Нечаянно пригретый славой
Наш царь за рюмкою вина
.......................двуглавый
..............................окна
...старых.......................
Устами.........................
.......................................
.......................................
............................свете
...........над чаркою дремал
...........................устал
В ночь рубежа тысячелетий
......решившись..............
Отдал Владимиру престол.
 
   — Этот болван повторил очень распространенную ошибку: будто бы третье тысячелетие начинается первого января двухтысячного года, тогда как оно начинается первого января две тысячи первого… И тем не менее… Это же про Ельцина…
   — С чего ты взял? — недовольно спросил Саша. — Там написано: «Борис отдал Владимиру»?
   — Нет, Бориса я тут не вижу…
   На остальных строчках — мало того что исчерканы — еще сверху сидела здоровенная клякса.
   — Тогда почему Ельцин? Мало ли было всяких Владимиров! Да и Борисов тоже — как собак нерезаных…
   — Владимиров и Борисов было много, — согласился Лева. — Тысячелетий было мало.
   — Да, верно… Всего два.
   — Ну, не два, конечно, а значительно больше…
   — Как не два?! Белкин, ты в уме?
   — Жизнь на Земле не с рождества Христова началась… Что ты таращишь на меня глаза? А древние греки, по-твоему, когда жили?

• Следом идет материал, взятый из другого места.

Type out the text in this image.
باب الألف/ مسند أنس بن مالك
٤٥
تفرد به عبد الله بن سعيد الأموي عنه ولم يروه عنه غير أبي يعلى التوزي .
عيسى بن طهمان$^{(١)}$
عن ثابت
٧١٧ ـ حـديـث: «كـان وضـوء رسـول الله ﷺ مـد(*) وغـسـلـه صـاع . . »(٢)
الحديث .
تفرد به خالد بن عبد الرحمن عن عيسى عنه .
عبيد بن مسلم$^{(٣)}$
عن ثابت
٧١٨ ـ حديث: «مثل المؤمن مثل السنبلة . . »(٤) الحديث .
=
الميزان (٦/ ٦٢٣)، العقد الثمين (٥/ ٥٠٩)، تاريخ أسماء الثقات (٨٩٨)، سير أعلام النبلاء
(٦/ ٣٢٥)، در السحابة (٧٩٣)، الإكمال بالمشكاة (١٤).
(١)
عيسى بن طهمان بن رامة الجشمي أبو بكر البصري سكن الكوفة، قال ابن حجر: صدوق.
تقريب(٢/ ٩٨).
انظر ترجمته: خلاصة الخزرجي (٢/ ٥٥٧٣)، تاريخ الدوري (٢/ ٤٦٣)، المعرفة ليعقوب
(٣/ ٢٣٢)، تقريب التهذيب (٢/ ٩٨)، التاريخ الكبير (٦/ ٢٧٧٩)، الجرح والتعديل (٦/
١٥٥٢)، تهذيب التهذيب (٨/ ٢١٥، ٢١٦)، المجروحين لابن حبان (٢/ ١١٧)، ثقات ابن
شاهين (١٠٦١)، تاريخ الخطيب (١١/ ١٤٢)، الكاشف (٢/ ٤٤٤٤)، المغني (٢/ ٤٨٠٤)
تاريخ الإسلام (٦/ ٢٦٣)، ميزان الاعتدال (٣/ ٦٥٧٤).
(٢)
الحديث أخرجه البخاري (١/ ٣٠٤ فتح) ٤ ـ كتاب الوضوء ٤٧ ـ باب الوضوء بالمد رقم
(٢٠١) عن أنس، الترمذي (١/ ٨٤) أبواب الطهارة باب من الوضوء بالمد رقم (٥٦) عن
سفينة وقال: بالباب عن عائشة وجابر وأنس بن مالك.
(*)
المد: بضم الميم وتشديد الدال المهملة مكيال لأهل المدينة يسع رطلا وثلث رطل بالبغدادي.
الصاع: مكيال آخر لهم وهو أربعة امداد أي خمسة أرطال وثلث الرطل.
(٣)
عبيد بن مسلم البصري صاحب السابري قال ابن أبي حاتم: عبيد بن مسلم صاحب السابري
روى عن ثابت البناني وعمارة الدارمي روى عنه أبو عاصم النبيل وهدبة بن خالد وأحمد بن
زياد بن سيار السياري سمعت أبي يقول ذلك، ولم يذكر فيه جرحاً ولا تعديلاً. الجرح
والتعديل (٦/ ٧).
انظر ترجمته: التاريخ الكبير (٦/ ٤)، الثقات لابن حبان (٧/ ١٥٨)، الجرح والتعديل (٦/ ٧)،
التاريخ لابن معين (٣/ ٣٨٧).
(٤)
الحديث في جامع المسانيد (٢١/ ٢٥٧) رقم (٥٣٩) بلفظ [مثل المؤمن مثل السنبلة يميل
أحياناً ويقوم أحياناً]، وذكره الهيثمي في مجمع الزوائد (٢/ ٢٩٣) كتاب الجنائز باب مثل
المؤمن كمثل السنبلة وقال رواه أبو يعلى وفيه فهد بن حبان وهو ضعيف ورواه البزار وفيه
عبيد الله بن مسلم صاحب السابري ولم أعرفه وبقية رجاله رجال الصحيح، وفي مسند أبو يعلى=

   Саша никогда конкретно не задумывался о том, когда жили древние греки: может быть, в средние века… А когда были эти средние века — черт их знает…
   — Ладно, ладно, — сказал он. — Пусть не два. Тем более могло быть много рубежей. Может, этот Владимир как раз и был древний грек. Ты всех древнегреческих царей знаешь?
   — Владимир — это русское имя, а не греческое.
   Лева, однако же, не знал — если предположить, что в стихах все-таки говорится о России, — какой царь взошел на российский престол в одна тысяча первом году: может, Владимир и взошел… Хотя ему смутно помнилось, что в одна тысяча первом на Руси еще государственности не было… В общем, Лева слегка засомневался. Но теперь не сомневался Саша. Он с самого начала считал, что Левино объяснение правильное; спорил он просто из чувства противоречия, потому что Лева малость раздражал его, и еще потому, что ему очень хотелось, чтобы рукопись все-таки оказалась Пушкиным, и он был жестоко разочарован.
   — Я еще вот что вспомнил, — сказал Лева, — мы прошлый раз читали «газ зажигают в фонарях»… Я, конечно, в технике не очень… Но все-таки мне кажется, что при Пушкине газового освещения еще не было. Он при свечах жил.
   — Да чего уж там, — с грустью сказал Саша. — Газовое, не газовое… Если этот жулик паршивый позже двухтысячного года писал — там и электричество найдется, и мобильные телефоны… Да и не жулик он вовсе, а просто шутник.
   — Разумеется, — согласился Лева. — Не мог же он всерьез надеяться кого-то обмануть этими стишками… Но тогда я и вовсе ничего не понимаю… Из-за этой глупой шутки на нас всех собак спустили… Тут что-то не так.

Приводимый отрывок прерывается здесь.